White House spokeswoman Jen Psaki told reporters yesterday that the US president would have “more to say” on the issue this Saturday. She avoided going into details.
Biden is expected to use the word “genocide” in a statement issued on April 24, when commemorative events are held around the world each year, according to two sources familiar with the matter, who spoke to Reuters, highlighting that no final decision has been made yet.
A year ago, when Biden was still running for president of the United States, he had honored the memory of the 1.5 million victims, men, women, and children slaughtered in the years leading up to the end of the Ottoman Empire, and had promised that if elected he would officially recognize the Armenian genocide.

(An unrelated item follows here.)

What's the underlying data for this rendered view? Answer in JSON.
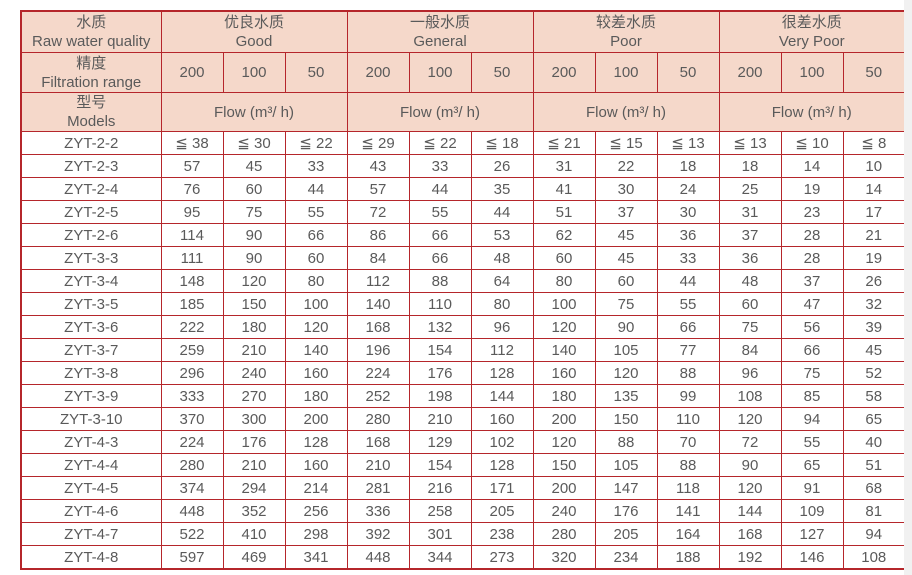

Turkey acknowledges that many Armenians living in the Ottoman Empire were killed in clashes with Ottoman forces at the time, but disputes historians’ estimates of the number of victims, claiming that it was not a systematic, orchestrated extermination of its population that would constitute genocide.
The possible recognition of the Armenian genocide was reported earlier on Wednesday by The Wall Street Journal, citing Biden government officials.
Yesterday, Tuesday, Turkish Foreign Minister Mevlut Tsavousoglou warned that the official recognition of the genocide by the United States would damage the already tense relations between the two countries, allies in NATO.